Still others are addresses that are normal mailboxes, but not a mailbox that the user ever reads. At one point it wasn’t unusual for people to have a gmail address to talk to their friends, and a yahoo address to give to marketers.
None of this is new, we’ve written about them several times in the past.
Why do I care?
Every now and then someone asks for a list of all the domains that are used for “disposable” emails. There are quite a few out there, with varying levels of maintenance and accuracy, for example this one or this.
I often say something like “And don’t forget yahoo.com. If you wouldn’t use yahoo.com for whatever you’re using the list of disposable addresses for, take a moment to think about what you’re doing.”
This sometimes upsets people.
But they should still think about why they want to identify whether an email address is “disposable” or “temporary”.
We want it for reporting!
Go for it. I’m not convinced it’s a particularly useful thing to measure, but why not try it and see?
We want to ensure only real people sign up for our service!
If someone is building bots to use your service, one of the easiest parts of that is to create an email address for the bot. They’re not going to be slowed down by your requiring an email address that’s not on one of these lists.
On the other hand, if someone is going out of their way to create an email address just to give to you, they’re definitely real.
We don’t want people to just enter random junk when they download our whitepaper!
That’s a good reason to spend some effort validating the email address, but there’s probably no real need to distinguish between disposable and other email addresses for that. Send the link to download the whitepaper to the email address they give you – that way there’s no benefit to them to giving you a fake email address. (And if you track the download click you’ve got something that’s almost a confirmed opt-in on the email address.)
Make it clear to them that you’ll mail them the whitepaper link up-front (and what else you plan to use it for). If they still decide that they don’t want your follow up mails, maybe you could have included some of your sales pitch in the whitepaper download?
We’re doing this to fill our sales funnel!
If someone isn’t receptive to your sales mail then they’re a negative value to you if your sales folks spend time on them. If someone isn’t interested and they give you a disposable email address that bounces, or one that never “opens” (loads images) then your normal processes will remove that from your sales automation very quickly and they won’t waste your time.
The service they’re signing up for relies on sending them email!
Then they’re going to find out fairly quickly that they made a poor choice to use an unusable email address. They’ve had a quick look at your service, if they’re still interested they’ll be back with a longer-term email address.
It’s an ongoing service they’re signing up for, but we’d like to be able to send them mail in the future!
Maybe in-app messaging, either in addition to email or only if the mail you send bounces is worth adding?
Our value proposition is that they give us an email address, we let them download something. It’s unfair if they violate that social expectation.

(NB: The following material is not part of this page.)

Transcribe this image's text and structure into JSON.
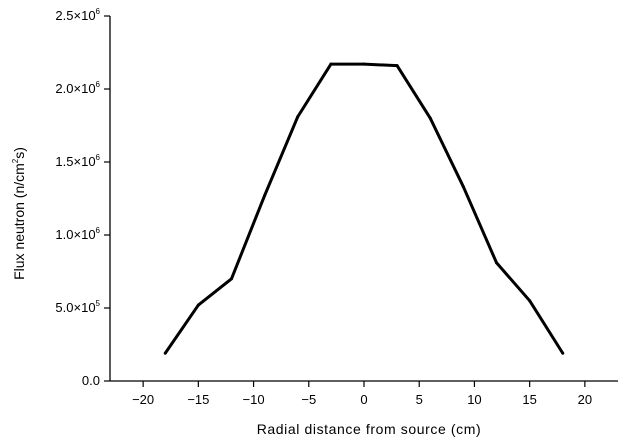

If someone gives you a disposable email address in this case then they don’t think the ongoing mail you’ll be sending them is of value to them, and they don’t think the tradeoff is worth it. Maybe they’re wrong? Stress how great the content / discounts / whatever you’ll send them later is going to be. Maybe they’re right. Don’t waste your time worrying about the recipient who’s not going to be receptive, and will just unsubscribe if you force them to give you their “real” email address.
We’re trying to avoid financial fraud of various types, and we think that fraud correlates with use of disposable email addresses!
Avoiding fraud is a great thing – there are commercial services who’ll help you with that, based on more information than just an email address. They may use “is this email address disposable?” as part of their automation, but they’ll also be monitoring results on an ongoing basis, rather than just downloading a random blacklist off of github.
There’s some other reason!
Go for it. But be clear with yourself why you’re distinguishing between a “disposable” email address and an email address you can’t mechanically recognise as such.